Ukrainian ranks depleted
Ukraine's ground forces have doubled in size in the 32 months since Russia expanded its war against Ukraine, Forbes notes. The Army, Air Assault Force, Marine Corps, Territorial Forces and National Guard have branched into dozens of new brigades, each with up to 2,000 soldiers and hundreds of vehicles.
But Ukraine is still facing, and has been for several months, a problem of understaffing. On Tuesday October 29, a new mobilization of 160,000 men was announced by the Ukrainian authorities. According to Oleksandr Lytvynenko, the secretary of the Ukrainian National Security and Defense Council, this should make it possible to replenish the ranks of the army by 85%, while ““a total of 1.050 million citizens were enlisted” since the beginning of the invasion. This mobilization should be spread over the next three months, a source within the security sector told AFP.
The mobilization policy caused a severe crisis of unpopularity for the Zelensky government in May, after the entry into force of a new mobilization law, lowering the age of conscription from 27 to 25 years. The law also failed to allow the return of soldiers mobilized for three years or more, and made it easier to enlist and more punish those who resisted.
Where are the 13th Jager Brigade and the 88th Mechanized Brigade?
Faced with the lack of human force, it seems that another initiative has emerged in the ranks of kyiv: the false brigades. In the spirit of the famous maxim “Fake it until you make it” (“Fake it until you make it”), the Ukrainian camp would have simulated in 2023 the arrival of two contingents, the 13th Jager brigade and the 88th mechanized brigade, in the Ukrainian district of Varash, near the border with Belarus.
So during the month of February, accounts on social networks published photos of soldiers and equipment from these so-called brigades. A few weeks later, the Varash district announced that she had joined forces in the region.
This information was denied by Militaryland, a collective that tracks the structure of Ukraine's ground combat forces. Seized with doubts, the cell asked the Ukrainian general staff in kyiv to confirm the existence of these brigades.

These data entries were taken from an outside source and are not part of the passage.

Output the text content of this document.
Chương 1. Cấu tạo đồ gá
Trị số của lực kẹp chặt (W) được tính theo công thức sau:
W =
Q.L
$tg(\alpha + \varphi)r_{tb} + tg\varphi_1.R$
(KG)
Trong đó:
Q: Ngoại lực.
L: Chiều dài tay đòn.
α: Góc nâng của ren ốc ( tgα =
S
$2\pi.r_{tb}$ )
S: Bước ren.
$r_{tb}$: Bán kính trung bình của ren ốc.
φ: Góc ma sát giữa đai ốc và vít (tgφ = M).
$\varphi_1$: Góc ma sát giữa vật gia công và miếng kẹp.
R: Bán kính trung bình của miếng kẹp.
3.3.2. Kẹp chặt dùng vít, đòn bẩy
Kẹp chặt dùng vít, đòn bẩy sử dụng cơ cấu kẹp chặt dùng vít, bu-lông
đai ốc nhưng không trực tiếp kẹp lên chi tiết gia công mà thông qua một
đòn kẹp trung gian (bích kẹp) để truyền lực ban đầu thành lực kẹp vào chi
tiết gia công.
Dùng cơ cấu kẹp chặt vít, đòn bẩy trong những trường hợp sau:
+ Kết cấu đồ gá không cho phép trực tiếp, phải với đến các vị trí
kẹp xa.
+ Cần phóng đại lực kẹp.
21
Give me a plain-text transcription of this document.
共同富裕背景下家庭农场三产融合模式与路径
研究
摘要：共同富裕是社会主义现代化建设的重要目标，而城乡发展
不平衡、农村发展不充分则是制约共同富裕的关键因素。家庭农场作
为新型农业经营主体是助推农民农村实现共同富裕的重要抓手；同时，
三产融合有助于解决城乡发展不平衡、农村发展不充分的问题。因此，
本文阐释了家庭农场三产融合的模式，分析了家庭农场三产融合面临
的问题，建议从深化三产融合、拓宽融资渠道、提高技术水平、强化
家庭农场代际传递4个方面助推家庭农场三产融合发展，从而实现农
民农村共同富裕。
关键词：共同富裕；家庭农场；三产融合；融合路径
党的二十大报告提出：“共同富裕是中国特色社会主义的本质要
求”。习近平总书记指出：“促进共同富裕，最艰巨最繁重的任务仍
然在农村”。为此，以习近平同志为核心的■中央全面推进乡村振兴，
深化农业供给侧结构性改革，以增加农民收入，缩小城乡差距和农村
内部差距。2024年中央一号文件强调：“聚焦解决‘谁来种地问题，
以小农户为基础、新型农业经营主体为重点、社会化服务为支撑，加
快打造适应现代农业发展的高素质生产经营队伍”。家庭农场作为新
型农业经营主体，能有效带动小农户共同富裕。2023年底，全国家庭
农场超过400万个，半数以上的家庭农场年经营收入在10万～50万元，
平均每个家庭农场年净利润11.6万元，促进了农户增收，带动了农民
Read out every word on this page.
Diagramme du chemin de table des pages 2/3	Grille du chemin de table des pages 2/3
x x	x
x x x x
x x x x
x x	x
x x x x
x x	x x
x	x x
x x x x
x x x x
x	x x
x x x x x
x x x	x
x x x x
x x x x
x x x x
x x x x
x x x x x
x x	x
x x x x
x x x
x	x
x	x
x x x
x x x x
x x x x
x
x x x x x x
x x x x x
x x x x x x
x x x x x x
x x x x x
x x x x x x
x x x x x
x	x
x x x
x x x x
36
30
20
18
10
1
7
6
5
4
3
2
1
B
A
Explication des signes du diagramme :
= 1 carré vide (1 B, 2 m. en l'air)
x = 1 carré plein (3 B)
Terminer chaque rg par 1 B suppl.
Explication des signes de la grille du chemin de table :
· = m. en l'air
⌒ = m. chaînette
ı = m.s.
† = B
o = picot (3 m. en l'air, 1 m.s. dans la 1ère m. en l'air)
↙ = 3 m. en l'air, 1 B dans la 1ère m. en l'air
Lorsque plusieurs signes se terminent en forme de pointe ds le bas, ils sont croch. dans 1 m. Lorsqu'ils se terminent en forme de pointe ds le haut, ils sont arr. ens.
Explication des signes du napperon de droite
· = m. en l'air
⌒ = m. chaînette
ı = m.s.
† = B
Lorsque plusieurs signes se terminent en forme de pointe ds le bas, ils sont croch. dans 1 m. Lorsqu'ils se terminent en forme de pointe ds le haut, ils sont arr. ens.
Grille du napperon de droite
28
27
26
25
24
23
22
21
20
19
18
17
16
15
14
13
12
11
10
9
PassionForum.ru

Answer ? “No entity named 88th Mechanized Brigade exists in the structure of the Armed Forces of Ukraine”. A clear observation.
“The 13th Jager Brigade very probably does not exist either”a conclu Militaryland. “Both units may be a psychological operation or, more likely, a small group of soldiers informally referring to a platoon or company by those names”estimated Militaryland.
It remains possible, however, that a voluntary, unofficial paramilitary group claimed the name 88th Mechanized Brigade or 13th Jager Brigade, Forbes concedes. But the energy deployed to pass the unit off as an army unit is astonishing. The most likely hypothesis remains psychological warfare, involving creating a “decoy” intended to artificially increase Ukraine's military strength, to deceive Russia. So both sides regularly deploy decoy vehicles – either inoperative wrecks or inflatable fakes – to divert enemy fire from real vehicles. In the meantime, the mystery remains.